“Mother” (Jennifer Lawrence) wakes up in an isolated house in the country, where she lives with “Him” (Javier Bardem) her poet husband who suffers terribly from writer’s block. When a stranger (Ed Harris) unexpectedly arrives with a not-entirely-truthful story, closely followed by his wife (Michelle Pfieffer) it propels mother onto an increasingly threatening emotional journey.
A suitable synopsis of writer/director Darren Aronofsky’s mother! is difficult to give, since it is a deliberately oblique and allegorical film, and because its vague nature is essentially the core of the entire exercise. The film sees Aronofsky move through and then beyond the Polanski-inspired paranoia of his 2010 hit Black Swan and into a full-blown dream-like state where causality begins to blur and a straightforward narrative collapses into a panic-stricken stream of consciousness. On a moment-to-moment basis it is enormously effective; the only film I can think of that replicates the sensation of a bad dream so well is Sion Sono’s 2015 film Tag (aka Riaru Onigokko).
It is worth noting that some of the imagery gets actively challenging, in a manner familiar to viewers of ‘extreme cinema’ like Irreversible and A Serbian Film. It is likely the most mainstream iteration of this kind of confrontational horror released in cinemas; Aaronofsky’s boldness in this regard is commendable.
Underlying the nightmarish visuals is an unfortunately weak allegory that actual damages the power of the film. When it is confusing and unknowable it is deeply frightening. As soon as the viewer picks up on the parallels in character and action it becomes a moderately tedious affair. It is glaringly obvious quite early into the film that Aaronofsky is presenting an allegorical account of Christianity, beginning with the creation of the world and carrying it through to the sacrifice of Jesus within the New Testament. As a symbolic retelling it as blunt and crude as smashing the audience with a large rock: there is no sudden revelation or shock development. This is far from Aaronofsky’s first exploration of religious material in his films, but to my mind it is his least successful take to date.
Performances are strong, thanks largely to such famously talented actors assuming the roles. The casting of Javier Bardem as mother’s pre-occupied husband Him brings with it an age gap of 22 years, but for once such an egregious gap feels as if it part of the point. It adds further fragility to Jennifer Lawrence’s well-played and brittle performance. Ed Harris and Michelle Pfieffer are both excellent as Man and Woman – unwanted visitors to the house who refuse to leave. Pfieffer’s sensual and rather cruel characterisation is possibly the strongest of the entire film; she remains one of Hollywood’s most taken-for-granted performers.

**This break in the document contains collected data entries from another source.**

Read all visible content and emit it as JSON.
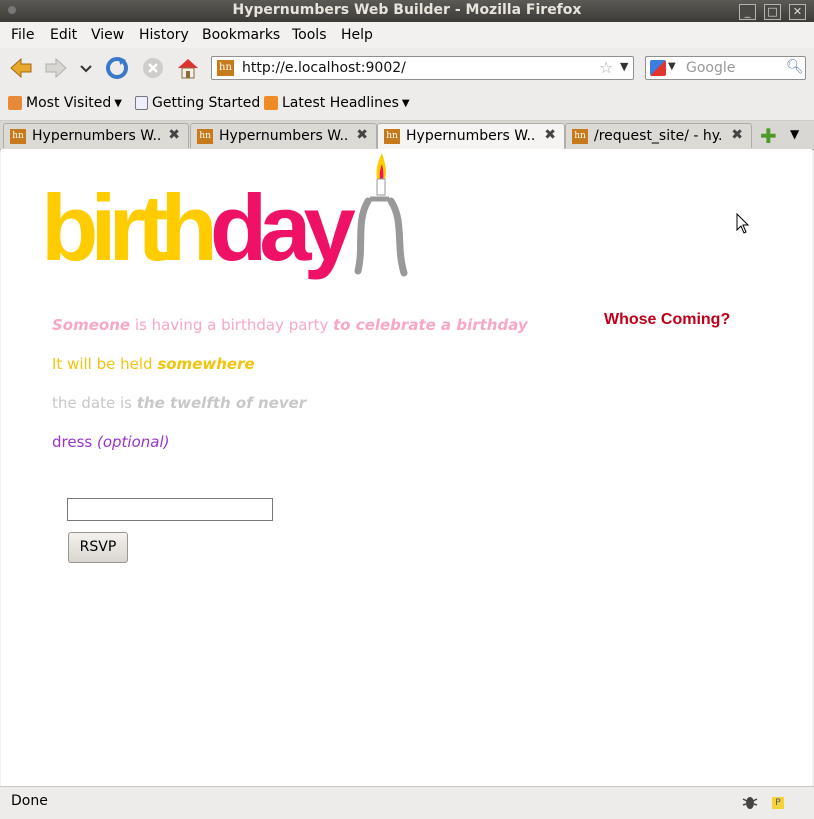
{
  "window": {
    "title": "Hypernumbers Web Builder - Mozilla Firefox"
  },
  "menu": [
    "File",
    "Edit",
    "View",
    "History",
    "Bookmarks",
    "Tools",
    "Help"
  ],
  "urlbar": {
    "value": "http://e.localhost:9002/",
    "favicon": "hn"
  },
  "search": {
    "placeholder": "Google"
  },
  "bookmarks": [
    "Most Visited",
    "Getting Started",
    "Latest Headlines"
  ],
  "tabs": [
    {
      "label": "Hypernumbers W..."
    },
    {
      "label": "Hypernumbers W..."
    },
    {
      "label": "Hypernumbers W..."
    },
    {
      "label": "/request_site/ - hy..."
    }
  ],
  "page": {
    "logo_birth": "birth",
    "logo_day": "day",
    "line1": {
      "a": "Someone",
      "b": " is having a birthday party ",
      "c": "to celebrate a birthday"
    },
    "line2": {
      "a": "It will be held ",
      "b": "somewhere"
    },
    "line3": {
      "a": "the date is ",
      "b": "the twelfth of never"
    },
    "line4": {
      "a": "dress ",
      "b": "(optional)"
    },
    "whose_coming": "Whose Coming?",
    "rsvp_value": "",
    "rsvp_button": "RSVP"
  },
  "status": {
    "text": "Done"
  },
  "colors": {
    "yellow": "#ffcc00",
    "pink": "#ee1166",
    "red": "#c00018",
    "purple": "#9933cc"
  }
}
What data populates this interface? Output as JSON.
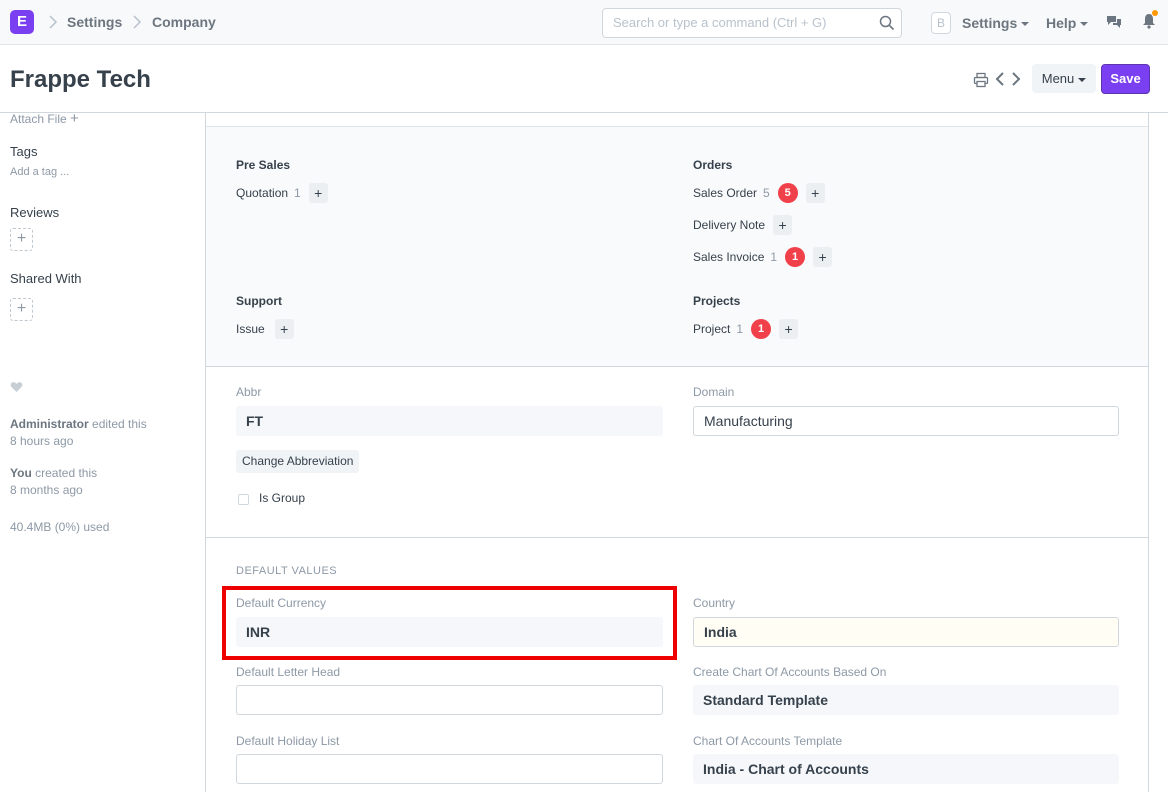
{
  "navbar": {
    "logo_letter": "E",
    "breadcrumbs": [
      "Settings",
      "Company"
    ],
    "search_placeholder": "Search or type a command (Ctrl + G)",
    "avatar_letter": "B",
    "settings_label": "Settings",
    "help_label": "Help"
  },
  "page": {
    "title": "Frappe Tech",
    "menu_label": "Menu",
    "save_label": "Save"
  },
  "sidebar": {
    "attach_label": "Attach File",
    "tags_heading": "Tags",
    "add_tag": "Add a tag ...",
    "reviews_heading": "Reviews",
    "shared_heading": "Shared With",
    "activity": [
      {
        "user": "Administrator",
        "action": " edited this",
        "time": "8 hours ago"
      },
      {
        "user": "You",
        "action": " created this",
        "time": "8 months ago"
      }
    ],
    "storage": "40.4MB (0%) used"
  },
  "dashboard": {
    "groups": [
      {
        "label": "Pre Sales",
        "items": [
          {
            "label": "Quotation",
            "count": "1",
            "badge": ""
          }
        ]
      },
      {
        "label": "Orders",
        "items": [
          {
            "label": "Sales Order",
            "count": "5",
            "badge": "5"
          },
          {
            "label": "Delivery Note",
            "count": "",
            "badge": ""
          },
          {
            "label": "Sales Invoice",
            "count": "1",
            "badge": "1"
          }
        ]
      },
      {
        "label": "Support",
        "items": [
          {
            "label": "Issue",
            "count": "",
            "badge": ""
          }
        ]
      },
      {
        "label": "Projects",
        "items": [
          {
            "label": "Project",
            "count": "1",
            "badge": "1"
          }
        ]
      }
    ]
  },
  "form": {
    "abbr_label": "Abbr",
    "abbr_value": "FT",
    "domain_label": "Domain",
    "domain_value": "Manufacturing",
    "change_abbr_label": "Change Abbreviation",
    "is_group_label": "Is Group",
    "default_values_heading": "DEFAULT VALUES",
    "default_currency_label": "Default Currency",
    "default_currency_value": "INR",
    "country_label": "Country",
    "country_value": "India",
    "letter_head_label": "Default Letter Head",
    "letter_head_value": "",
    "coa_based_label": "Create Chart Of Accounts Based On",
    "coa_based_value": "Standard Template",
    "holiday_label": "Default Holiday List",
    "holiday_value": "",
    "coa_template_label": "Chart Of Accounts Template",
    "coa_template_value": "India - Chart of Accounts"
  },
  "colors": {
    "brand": "#7b3ff2",
    "badge": "#f0414a",
    "highlight": "#ee0000",
    "notification": "#ff9800"
  }
}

mother! has a tremendous energy and power to it, and it represents a particularly bold work of cinema – I honestly do not think it is out of place to even call it brave. The allegory at its core remains its weakest element, and while it does dent the movie rather badly it does not entirely defeat it. Aaronofsky is one of America’s most interesting filmmakers, and mother! remains a hallucinatory trip well worth taking.